Criminals is a tweaked gothic. Instead of a dark castle, there is an average Scottish farmhouse, Mill of Fortune. There is nothing supernatural, and the love story is all in one character's mind, nearly losing him his livelihood. Ewan is less a knight-at-arms than a London businessman, and his sister is the madwoman. Mollie, however, is not in the attic, but very much up and about after her novelist-lover has left her. Ewan knows he must check on her and heads for Scotland. During a bus layover, he hears a small whimper and is amazed to find a baby in a bathroom stall. Hearing his bus about to leave, he grabs the bundle and ends up taking it with him.
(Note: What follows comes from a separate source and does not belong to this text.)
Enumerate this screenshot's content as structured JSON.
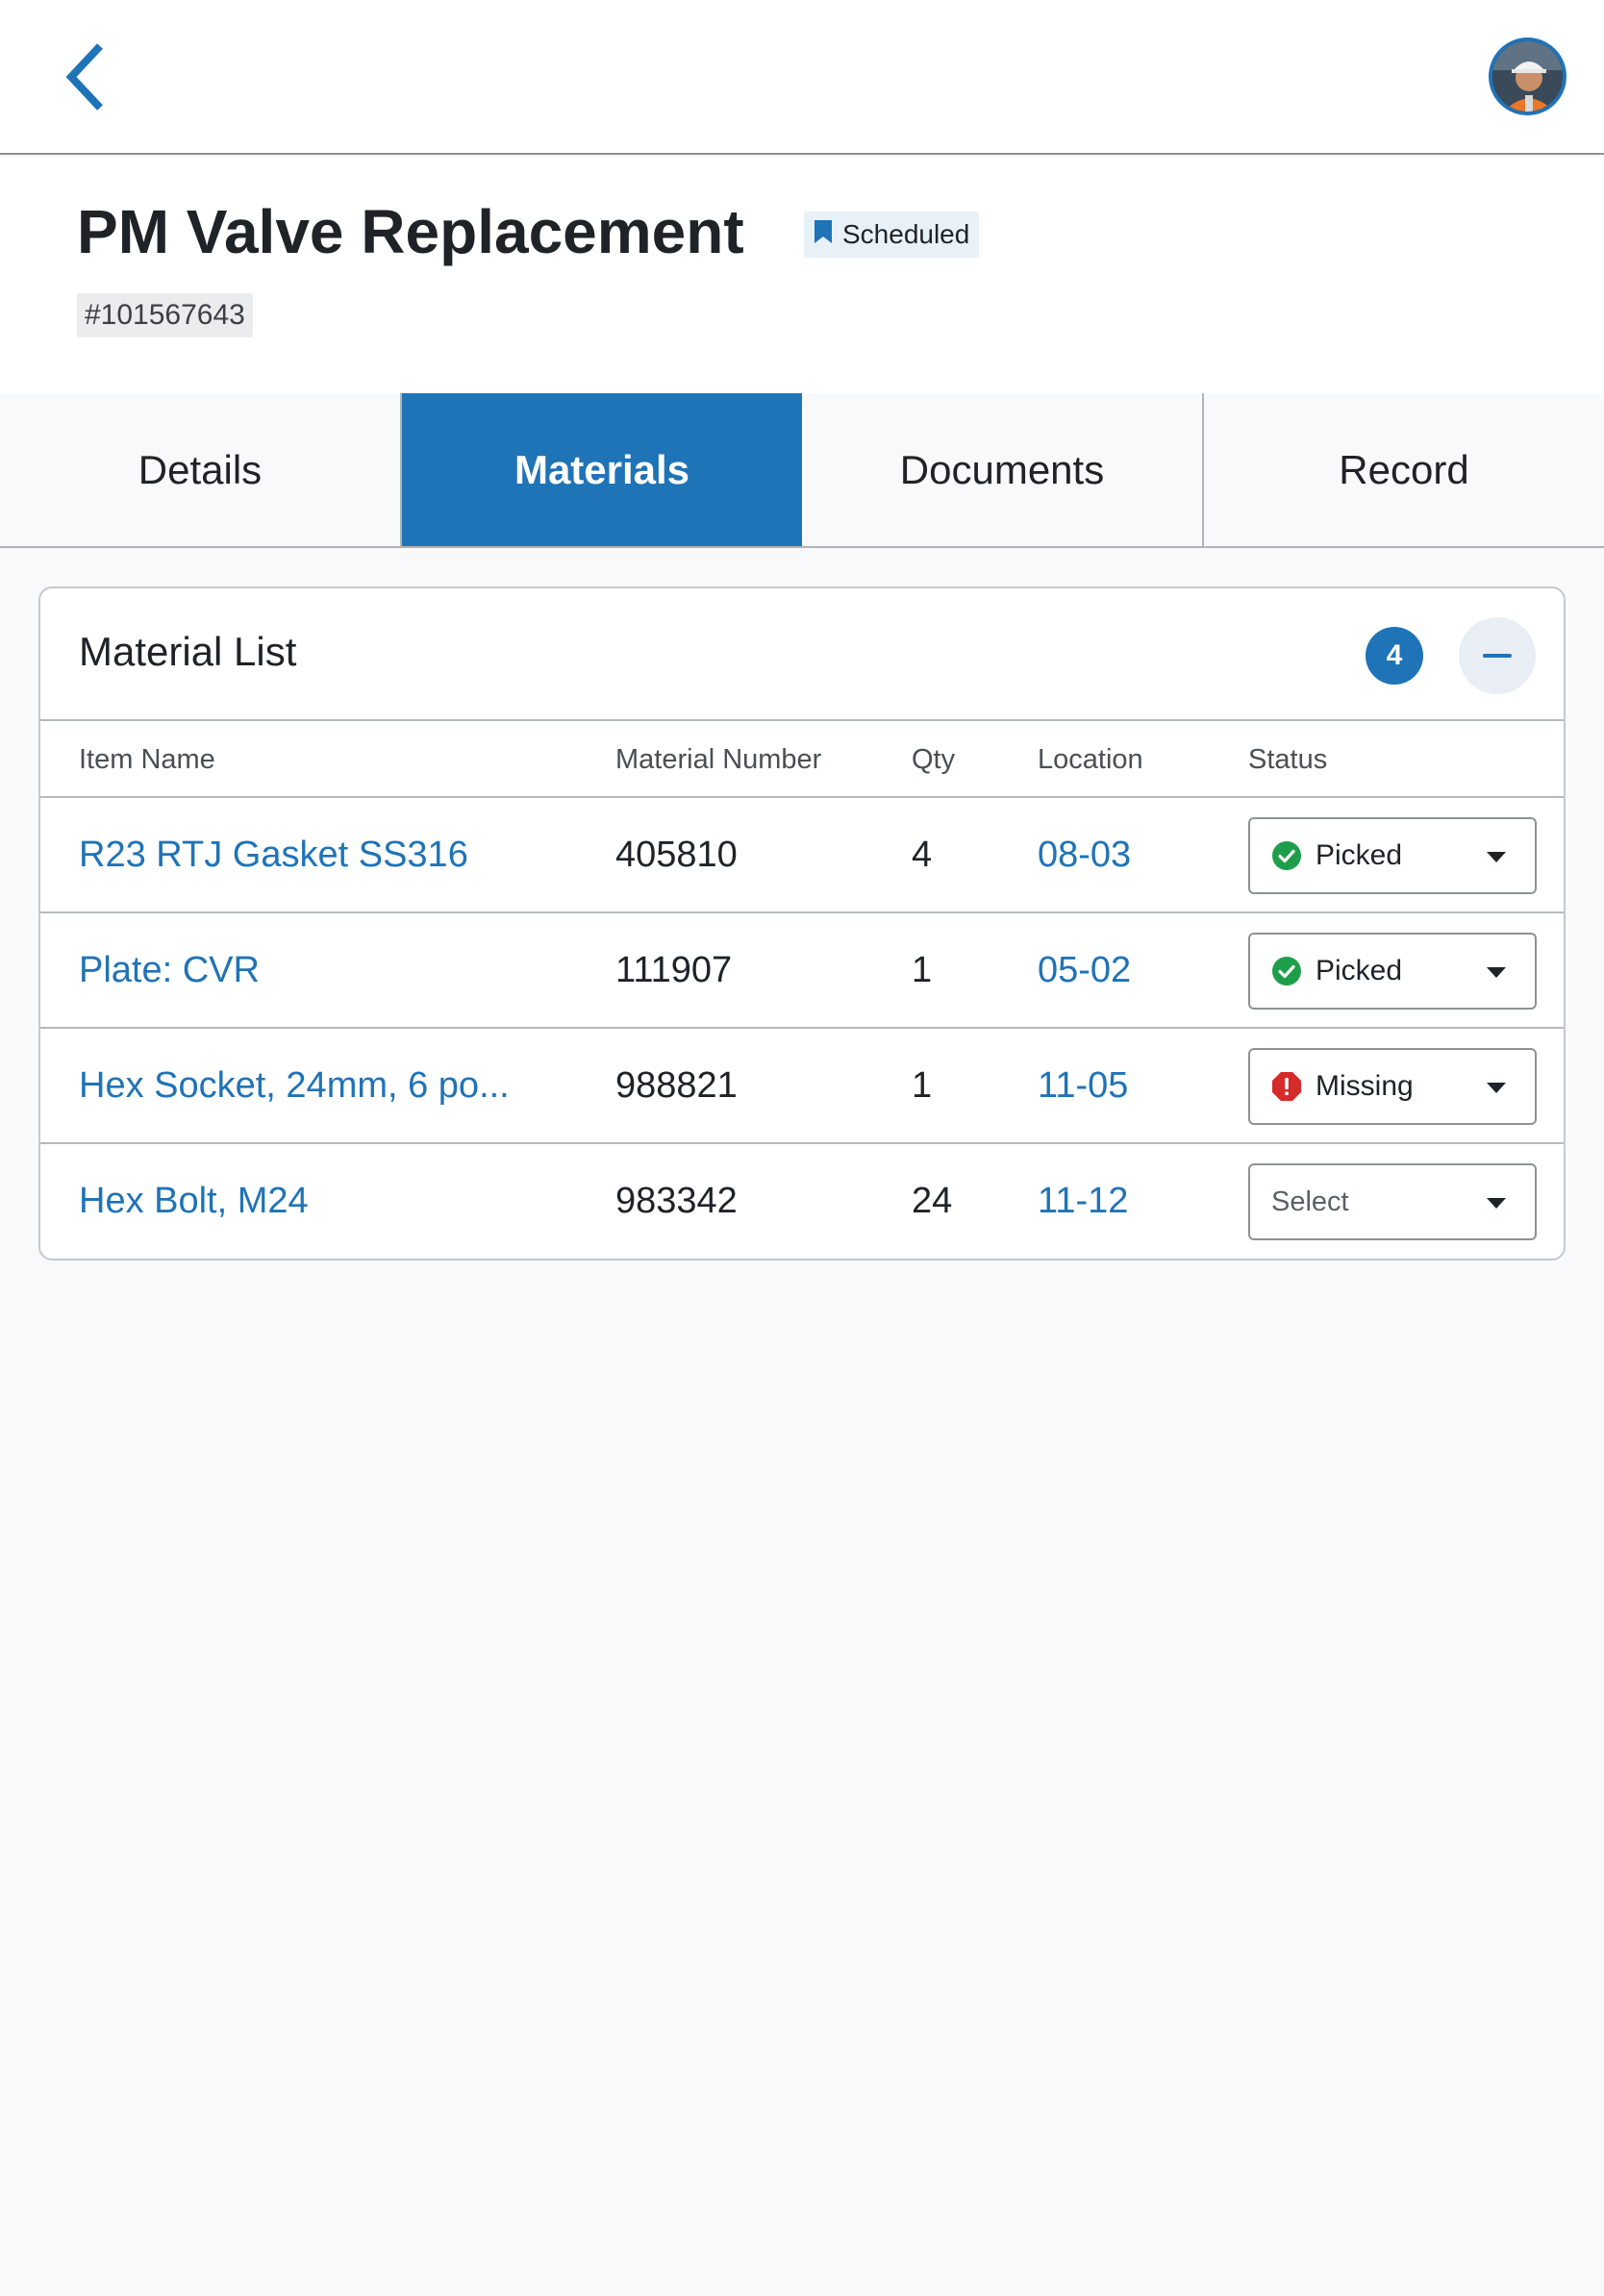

Unfortunately, Mollie's reaction is not one he had hoped for: instead of calling the police, she lays siege, and their criminal career begins. Margot Livesey is clearly interested in exploring one question: How much do you really know about your family? For six chapters, the narration goes back and forth between brother and sister, but the seventh is a surprise--devoted to the man who left the baby on the filthy floor. Kenneth's thought processes are sinister and idiotic, giving him a great deal of comic energy. Having followed Ewan to Mill of Fortune, he is determined to bilk him out of as much money as possible. "Ideas, he thought, I am an ideas man." As Kenneth does his brutal best and Ewan is caught up in insider-trading complications, Mollie--still hanging onto the child--grows increasingly paranoid: "She heard something. Had Ewan spoken? Had the table? She examined each in turn. The sleek wood had grown oddly smug and duplicitous ..." Livesey is an expert practitioner of the fiction of threat, the novel of isolation and misery in which the family is a nest of sorrows.